AstraZeneca and its haematology research and development centre of excellence, Acerta Pharma, Wednesday said that the US Food and Drug Administration (FDA) has accepted and granted priority review for the New Drug Application (NDA) for acalabrutinib, a highly-selective, potent, Bruton tyrosine kinase (BTK) inhibitor.
The NDA is based on results from the Phase II ACE-LY-004 clinical trial, which evaluated the safety and efficacy of acalabrutinib in patients with relapsed/refractory mantle cell lymphoma (MCL) who have received at least one prior therapy. This follows the FDA’s recent Breakthrough Therapy Designation for acalabrutinib.
Sean Bohen, Global Medicines Development and Chief Medical Officer, said: “FDA’s acceptance of the acalabrutinib application and Priority Review illustrates the impact it could have on patients with relapsed or refractory mantle cell lymphoma as we work to bring this potential medicine to those in need as quickly as possible.”
Priority Review is granted to applications for medicines that, if approved, would offer a significant improvement in the safety or effectiveness of the treatment, diagnosis, or prevention of serious conditions. The Prescription Drug User Fee Act (PDUFA) date is during the first quarter of 2018.

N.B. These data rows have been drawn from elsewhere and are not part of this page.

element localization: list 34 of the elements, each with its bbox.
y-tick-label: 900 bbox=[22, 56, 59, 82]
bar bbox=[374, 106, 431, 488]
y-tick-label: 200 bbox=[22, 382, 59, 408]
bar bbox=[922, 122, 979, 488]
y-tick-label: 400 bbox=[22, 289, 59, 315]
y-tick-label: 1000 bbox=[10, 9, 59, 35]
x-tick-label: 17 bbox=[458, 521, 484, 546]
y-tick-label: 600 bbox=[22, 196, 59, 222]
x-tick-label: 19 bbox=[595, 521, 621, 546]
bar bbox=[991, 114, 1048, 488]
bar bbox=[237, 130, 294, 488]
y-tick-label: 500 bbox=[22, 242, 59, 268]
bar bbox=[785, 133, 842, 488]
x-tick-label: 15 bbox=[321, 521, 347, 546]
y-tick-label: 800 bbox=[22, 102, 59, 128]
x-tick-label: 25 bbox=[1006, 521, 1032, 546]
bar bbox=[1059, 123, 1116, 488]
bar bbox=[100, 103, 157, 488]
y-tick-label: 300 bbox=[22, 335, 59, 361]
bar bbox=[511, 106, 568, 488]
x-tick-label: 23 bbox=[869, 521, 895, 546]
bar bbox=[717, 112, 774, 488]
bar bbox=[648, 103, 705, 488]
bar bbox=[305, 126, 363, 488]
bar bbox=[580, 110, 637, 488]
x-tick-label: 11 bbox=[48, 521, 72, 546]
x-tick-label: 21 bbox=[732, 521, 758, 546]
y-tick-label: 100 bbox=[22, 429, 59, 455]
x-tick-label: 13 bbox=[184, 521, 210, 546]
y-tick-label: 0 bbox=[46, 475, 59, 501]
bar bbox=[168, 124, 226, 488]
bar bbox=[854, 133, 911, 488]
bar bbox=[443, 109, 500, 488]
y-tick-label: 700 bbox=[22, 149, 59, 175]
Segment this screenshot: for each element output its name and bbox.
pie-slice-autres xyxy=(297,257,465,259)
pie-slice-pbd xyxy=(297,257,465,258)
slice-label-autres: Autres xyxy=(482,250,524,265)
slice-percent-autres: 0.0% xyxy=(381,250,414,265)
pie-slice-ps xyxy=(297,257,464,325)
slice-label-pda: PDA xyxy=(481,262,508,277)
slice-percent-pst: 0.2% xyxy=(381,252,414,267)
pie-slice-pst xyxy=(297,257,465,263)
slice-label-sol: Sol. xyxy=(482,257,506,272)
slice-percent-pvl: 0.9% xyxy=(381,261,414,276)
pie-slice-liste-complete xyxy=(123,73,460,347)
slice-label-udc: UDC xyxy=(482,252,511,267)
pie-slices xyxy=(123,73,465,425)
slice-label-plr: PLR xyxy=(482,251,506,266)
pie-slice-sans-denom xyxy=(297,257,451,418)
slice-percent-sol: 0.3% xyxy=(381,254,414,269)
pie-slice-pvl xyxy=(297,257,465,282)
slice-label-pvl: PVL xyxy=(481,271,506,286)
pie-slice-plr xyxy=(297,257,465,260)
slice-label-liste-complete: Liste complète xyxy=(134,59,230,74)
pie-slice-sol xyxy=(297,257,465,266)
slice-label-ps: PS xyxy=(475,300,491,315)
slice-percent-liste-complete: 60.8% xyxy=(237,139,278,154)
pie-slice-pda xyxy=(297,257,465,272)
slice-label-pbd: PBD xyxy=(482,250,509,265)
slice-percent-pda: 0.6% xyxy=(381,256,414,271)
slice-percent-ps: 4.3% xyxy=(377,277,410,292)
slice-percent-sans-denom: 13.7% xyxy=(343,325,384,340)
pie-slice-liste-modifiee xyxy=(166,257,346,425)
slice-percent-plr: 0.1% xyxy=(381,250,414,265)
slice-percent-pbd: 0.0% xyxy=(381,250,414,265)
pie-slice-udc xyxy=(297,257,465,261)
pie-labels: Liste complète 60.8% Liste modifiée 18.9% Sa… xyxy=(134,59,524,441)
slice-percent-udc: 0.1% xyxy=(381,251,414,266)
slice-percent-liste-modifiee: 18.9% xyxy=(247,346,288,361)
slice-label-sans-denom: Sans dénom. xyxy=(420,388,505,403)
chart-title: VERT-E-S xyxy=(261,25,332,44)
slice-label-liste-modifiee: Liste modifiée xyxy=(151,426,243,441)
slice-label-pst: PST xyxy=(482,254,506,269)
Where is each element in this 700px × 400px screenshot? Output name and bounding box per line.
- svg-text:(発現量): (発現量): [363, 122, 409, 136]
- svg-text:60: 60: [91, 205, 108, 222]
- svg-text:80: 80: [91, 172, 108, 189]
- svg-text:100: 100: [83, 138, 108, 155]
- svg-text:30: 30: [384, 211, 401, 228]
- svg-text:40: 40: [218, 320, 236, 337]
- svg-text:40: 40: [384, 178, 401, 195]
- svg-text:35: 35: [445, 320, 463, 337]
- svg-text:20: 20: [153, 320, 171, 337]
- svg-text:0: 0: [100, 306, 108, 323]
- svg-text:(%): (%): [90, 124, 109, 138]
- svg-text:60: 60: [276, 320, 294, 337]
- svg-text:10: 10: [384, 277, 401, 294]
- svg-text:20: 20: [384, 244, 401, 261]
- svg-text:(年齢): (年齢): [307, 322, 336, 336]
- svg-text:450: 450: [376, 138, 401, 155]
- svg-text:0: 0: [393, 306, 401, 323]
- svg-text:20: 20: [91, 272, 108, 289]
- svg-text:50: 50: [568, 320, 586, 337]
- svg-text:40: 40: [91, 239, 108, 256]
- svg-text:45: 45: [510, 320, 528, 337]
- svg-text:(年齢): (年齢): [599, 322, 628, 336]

Flavia Borellini, Acerta Pharma CEO, said: “We believe acalabrutinib has the potential to be a very important treatment option for patients with this life-threatening blood cancer. The FDA’s NDA acceptance exemplifies our progress in the acalabrutinib development programme and continues our momentum as we seek to transform care for people with haematologic malignancies.”